Donelson is to further evaluate her for a diagnosis of PAD using the ankle-brachial index (ABI). ABI is an accurate measure (ABI less than 0.9 has a sensitivity of 95% and specificity of 100% in detecting PAD) that is noninvasive, inexpensive, and office-based. The first line of treatment for Mrs. Donelson will be aimed at lifestyle changes including smoking cessation, supervised exercise therapy, and weight loss. The patient’s uncontrolled hypertension, which is likely contributing to her PAD, will also need to be addressed. Currently, Mrs. Donelson is taking Hydrochlorothiazide (25mg/day), this dose should be increased initially to 50mg/day and HTN will be reevaluated at next visit. If necessary a second drug will be added, such as lisinopril (ACE inhibitor). Bilateral xanthelasma’s suggest dyslipidemia and warrant obtaining a lipid panel to assess the need for intervention. If needed, Lipitor (10mg/day) will be prescribed. A pulsatile, fixed mass was observed in the abdomen upon physical exam, possibly an abdominal aortic aneurysm. To investigate this finding further, an abdominal ultrasound will be ordered.

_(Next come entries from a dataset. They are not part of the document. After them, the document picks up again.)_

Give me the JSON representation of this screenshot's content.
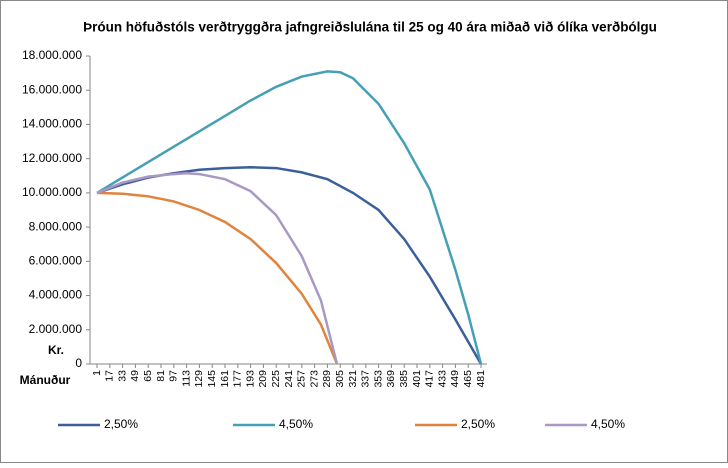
{
  "chart_data": {
    "type": "line",
    "title": "Þróun höfuðstóls verðtryggðra jafngreiðslulána til 25 og 40 ára miðað við ólíka verðbólgu",
    "y_label": "Kr.",
    "x_label": "Mánuður",
    "xlim": [
      1,
      481
    ],
    "xticks": [
      1,
      17,
      33,
      49,
      65,
      81,
      97,
      113,
      129,
      145,
      161,
      177,
      193,
      209,
      225,
      241,
      257,
      273,
      289,
      305,
      321,
      337,
      353,
      369,
      385,
      401,
      417,
      433,
      449,
      465,
      481
    ],
    "ylim": [
      0,
      18000000
    ],
    "yticks": [
      {
        "value": 0,
        "label": "0"
      },
      {
        "value": 2000000,
        "label": "2.000.000"
      },
      {
        "value": 4000000,
        "label": "4.000.000"
      },
      {
        "value": 6000000,
        "label": "6.000.000"
      },
      {
        "value": 8000000,
        "label": "8.000.000"
      },
      {
        "value": 10000000,
        "label": "10.000.000"
      },
      {
        "value": 12000000,
        "label": "12.000.000"
      },
      {
        "value": 14000000,
        "label": "14.000.000"
      },
      {
        "value": 16000000,
        "label": "16.000.000"
      },
      {
        "value": 18000000,
        "label": "18.000.000"
      }
    ],
    "legend": "bottom",
    "series": [
      {
        "name": "2,50%",
        "color": "#3b5f9b",
        "x": [
          1,
          33,
          65,
          97,
          129,
          161,
          193,
          225,
          257,
          289,
          321,
          353,
          385,
          417,
          449,
          481
        ],
        "values": [
          10000000,
          10500000,
          10900000,
          11150000,
          11350000,
          11450000,
          11500000,
          11450000,
          11200000,
          10800000,
          10000000,
          9000000,
          7300000,
          5100000,
          2600000,
          0
        ]
      },
      {
        "name": "4,50%",
        "color": "#45a0b5",
        "x": [
          1,
          33,
          65,
          97,
          129,
          161,
          193,
          225,
          257,
          289,
          305,
          321,
          353,
          385,
          417,
          449,
          465,
          481
        ],
        "values": [
          10000000,
          10900000,
          11800000,
          12700000,
          13600000,
          14500000,
          15400000,
          16200000,
          16800000,
          17100000,
          17050000,
          16700000,
          15200000,
          12900000,
          10200000,
          5500000,
          2900000,
          0
        ]
      },
      {
        "name": "2,50%",
        "color": "#e0843d",
        "x": [
          1,
          33,
          65,
          97,
          129,
          161,
          193,
          225,
          257,
          281,
          301
        ],
        "values": [
          10000000,
          9950000,
          9800000,
          9500000,
          9000000,
          8300000,
          7300000,
          5900000,
          4100000,
          2300000,
          0
        ]
      },
      {
        "name": "4,50%",
        "color": "#a898c4",
        "x": [
          1,
          33,
          65,
          97,
          113,
          129,
          161,
          193,
          225,
          257,
          281,
          301
        ],
        "values": [
          10000000,
          10600000,
          10950000,
          11100000,
          11150000,
          11100000,
          10800000,
          10100000,
          8700000,
          6300000,
          3700000,
          0
        ]
      }
    ]
  }
}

A chest x-ray will also be ordered to address patient concerns as well as physical exam findings suggesting possible pulmonary congestion. Lastly, the patient reported drinking ‘3-4 beers per night’. We discussed the potential detrimental affects of this on her health and the possibility of her cutting back to one beer a night. An 8 week
follow-up appointment will be scheduled with Mrs. Donelson to check in and see how the new therapies are working.